A problem shared is a problem solved. Not necessarily!

In a recent blog post I questioned whether organisations were looking at the balance between making decisions collaboratively and individual task-based work. I have also commented on IBM research that suggests the smaller someone’s online network size in an organisation the more highly assessed they were by colleagues. A third element of collaborative working has been explored by Jesse Shore, Ethan Bernstein, and David Lazer at the Harvard Business School and they have reported on their project in a 32 page Working Paper published in March 2014.
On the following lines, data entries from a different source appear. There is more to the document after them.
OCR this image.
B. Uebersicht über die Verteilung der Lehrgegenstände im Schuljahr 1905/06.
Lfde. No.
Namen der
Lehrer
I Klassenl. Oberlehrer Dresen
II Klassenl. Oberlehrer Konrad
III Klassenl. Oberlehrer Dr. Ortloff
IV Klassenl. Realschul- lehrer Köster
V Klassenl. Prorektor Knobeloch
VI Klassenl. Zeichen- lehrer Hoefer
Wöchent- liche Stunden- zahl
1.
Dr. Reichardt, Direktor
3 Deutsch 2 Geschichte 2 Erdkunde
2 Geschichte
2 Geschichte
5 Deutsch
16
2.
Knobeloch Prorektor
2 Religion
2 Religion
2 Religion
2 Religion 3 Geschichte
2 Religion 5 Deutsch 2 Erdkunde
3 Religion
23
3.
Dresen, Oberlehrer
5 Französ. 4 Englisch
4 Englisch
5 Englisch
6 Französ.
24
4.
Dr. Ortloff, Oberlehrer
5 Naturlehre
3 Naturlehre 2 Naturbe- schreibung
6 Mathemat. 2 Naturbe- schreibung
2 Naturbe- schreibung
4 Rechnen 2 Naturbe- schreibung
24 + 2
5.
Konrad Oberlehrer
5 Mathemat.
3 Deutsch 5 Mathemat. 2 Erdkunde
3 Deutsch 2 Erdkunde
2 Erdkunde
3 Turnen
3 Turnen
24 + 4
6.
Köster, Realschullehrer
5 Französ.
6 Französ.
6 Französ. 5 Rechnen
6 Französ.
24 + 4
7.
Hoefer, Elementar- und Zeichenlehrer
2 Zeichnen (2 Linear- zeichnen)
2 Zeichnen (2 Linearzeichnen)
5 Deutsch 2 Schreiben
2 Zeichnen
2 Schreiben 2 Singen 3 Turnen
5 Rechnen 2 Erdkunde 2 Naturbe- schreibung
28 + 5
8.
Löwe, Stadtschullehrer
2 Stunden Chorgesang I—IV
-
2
They set up a laboratory-based study in which they randomly assigned individuals to 70 sixteen-person organizations—some more clustered than others—and asked each organization to solve a complex problem: divine the who, what, where, and when of an impending terrorist attack. They used the ELICIT  Experimental Laboratory for Investigating Collaboration, Information-sharing, and Trust application developed by the US Department of Defence. Using this application individuals could search for information, share information with each other, and share theories about the solutions, while the platform tracked all behaviour. The outcome was that ‘connectedness’ had different effects on the “facts” and “figuring” stages of problem solving. Search for information (facts) was, indeed, more efficient the more connected the organization. But performance in interpreting the information (figuring) to develop solutions was undermined by too much connectedness.

In the view of the authors the research project suggests that collaboration has the power to allow members of a network to generate more non-redundant information, but it also has the power to discourage theoretical exploration. Until an organisation knows whether a problem-solving task involves searching for facts or searching for answers, it is impossible to predict the influence of clustering on organizational performance.

As with any laboratory-based project extrapolating the results to a generic organisation model is fraught with problems. Nevertheless to me the conclusions again highlight the requirements to understand what the objective is of a particular act of collaboration, manage the process of collaboration from inception to closure and ensure that there is an appropriate level of assessment of the processes of collaboration.